Daarna heb ik het geprobeerd tijdens het rennen. Gewoon een lange aanloop en ergens tijdens de run een sliding maken. Waardoor ik vaak tot stilstand kwam tegen een boom, een fiets, of een ander obstakel. Vooral bospaadjes zijn mijn favoriet met het zwarte of witte zand waar ik dan heerlijk op kan draaien en zwaaien. Het is een verbetering en erg leuk om te doen, maar toch, de aandacht die ik op mijzelf wil vestigen komt niet goed naar voren. Baasje loopt gewoon door. Moppert zelfs omdat ik zand mee naar binnen sleep. Nee, het is leuk en lekker en ik blijf het toch zeker doen maar het echte effect van de Schwalbe, dat is er nog niet.
Totdat ik weer eens ‘s avonds een wedstrijd had bekeken. Ik zag dat je vooral de Schwalbe moet maken als er veel mensen om je heen staan, voor het maximale effect. Je krijgt dan aandacht, ze raken je aan, ze vragen bezorgd wat er met je is. Met die aandacht, daar kan ik wel wat mee.

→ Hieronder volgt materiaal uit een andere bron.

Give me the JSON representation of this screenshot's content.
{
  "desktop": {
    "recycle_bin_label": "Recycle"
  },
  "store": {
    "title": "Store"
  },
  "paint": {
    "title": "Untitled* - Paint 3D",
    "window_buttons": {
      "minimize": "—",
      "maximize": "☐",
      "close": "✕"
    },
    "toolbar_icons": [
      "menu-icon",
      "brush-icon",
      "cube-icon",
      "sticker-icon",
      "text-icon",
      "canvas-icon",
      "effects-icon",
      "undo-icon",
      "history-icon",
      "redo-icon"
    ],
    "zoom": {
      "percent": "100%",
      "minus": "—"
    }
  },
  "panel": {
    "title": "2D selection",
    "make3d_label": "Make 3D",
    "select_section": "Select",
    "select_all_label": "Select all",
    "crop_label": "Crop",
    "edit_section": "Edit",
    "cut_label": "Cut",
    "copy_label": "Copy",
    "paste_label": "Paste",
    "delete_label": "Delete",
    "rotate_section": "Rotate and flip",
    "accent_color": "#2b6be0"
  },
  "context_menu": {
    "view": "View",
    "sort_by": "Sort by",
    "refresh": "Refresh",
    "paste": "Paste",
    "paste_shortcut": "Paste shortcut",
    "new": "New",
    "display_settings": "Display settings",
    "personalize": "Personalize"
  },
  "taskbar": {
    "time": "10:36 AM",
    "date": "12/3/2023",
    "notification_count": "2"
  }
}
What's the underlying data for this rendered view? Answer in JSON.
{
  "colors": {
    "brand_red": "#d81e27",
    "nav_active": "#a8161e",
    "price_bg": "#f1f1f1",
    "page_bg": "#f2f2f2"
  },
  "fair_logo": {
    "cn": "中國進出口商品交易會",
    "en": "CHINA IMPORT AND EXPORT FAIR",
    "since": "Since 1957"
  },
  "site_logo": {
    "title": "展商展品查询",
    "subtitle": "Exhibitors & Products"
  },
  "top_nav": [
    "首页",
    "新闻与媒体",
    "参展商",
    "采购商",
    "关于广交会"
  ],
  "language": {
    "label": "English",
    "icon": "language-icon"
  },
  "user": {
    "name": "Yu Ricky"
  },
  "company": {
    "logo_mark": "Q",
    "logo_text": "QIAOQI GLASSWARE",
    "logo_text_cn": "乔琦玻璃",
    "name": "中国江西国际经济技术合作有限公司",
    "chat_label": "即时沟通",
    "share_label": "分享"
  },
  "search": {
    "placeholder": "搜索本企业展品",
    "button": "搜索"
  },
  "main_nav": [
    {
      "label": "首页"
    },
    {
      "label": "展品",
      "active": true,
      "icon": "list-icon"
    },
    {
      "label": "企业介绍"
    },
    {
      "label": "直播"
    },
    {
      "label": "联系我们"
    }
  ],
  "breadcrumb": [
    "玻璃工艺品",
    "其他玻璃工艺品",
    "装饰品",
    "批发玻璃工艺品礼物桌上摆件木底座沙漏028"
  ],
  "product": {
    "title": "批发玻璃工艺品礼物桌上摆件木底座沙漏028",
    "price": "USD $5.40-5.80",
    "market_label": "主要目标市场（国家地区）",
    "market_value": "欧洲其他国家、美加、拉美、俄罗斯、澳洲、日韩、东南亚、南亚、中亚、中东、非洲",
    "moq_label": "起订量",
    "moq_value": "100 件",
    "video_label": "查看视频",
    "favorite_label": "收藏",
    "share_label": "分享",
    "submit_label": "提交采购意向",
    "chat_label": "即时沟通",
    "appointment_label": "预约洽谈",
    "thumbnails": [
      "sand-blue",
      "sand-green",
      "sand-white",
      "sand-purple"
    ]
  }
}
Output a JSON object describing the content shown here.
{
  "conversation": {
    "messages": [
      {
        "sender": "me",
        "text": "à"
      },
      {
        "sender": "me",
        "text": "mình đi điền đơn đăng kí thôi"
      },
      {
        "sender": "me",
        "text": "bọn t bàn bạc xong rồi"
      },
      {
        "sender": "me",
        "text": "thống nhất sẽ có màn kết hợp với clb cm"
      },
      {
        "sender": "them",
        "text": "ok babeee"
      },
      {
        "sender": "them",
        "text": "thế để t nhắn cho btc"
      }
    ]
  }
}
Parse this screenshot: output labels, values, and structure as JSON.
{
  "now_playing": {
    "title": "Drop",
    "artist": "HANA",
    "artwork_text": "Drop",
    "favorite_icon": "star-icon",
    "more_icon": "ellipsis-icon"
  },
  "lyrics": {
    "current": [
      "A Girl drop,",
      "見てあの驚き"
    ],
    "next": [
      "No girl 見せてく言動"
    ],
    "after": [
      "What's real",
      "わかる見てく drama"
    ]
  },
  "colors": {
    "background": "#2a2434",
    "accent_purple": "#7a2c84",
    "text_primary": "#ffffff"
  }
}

Dus ik oefen mij suf. Komt er visite, dan stort ik ter aarde, poten in de lucht. Ik draai dramatisch met mijn ogen en gooi mijn wangen naar achteren. 100 procent kans op aandacht. De ahh’s en de ohh’s zijn niet van de lucht. Loop ik in het dorp en stopt het baasje om een praatje te maken, dan smak ik tegen de grond. Ik draai mijn kont in een haakse hoek en zet mijn poten af tegen de blote benen van mijn baas. Succes verzekerd.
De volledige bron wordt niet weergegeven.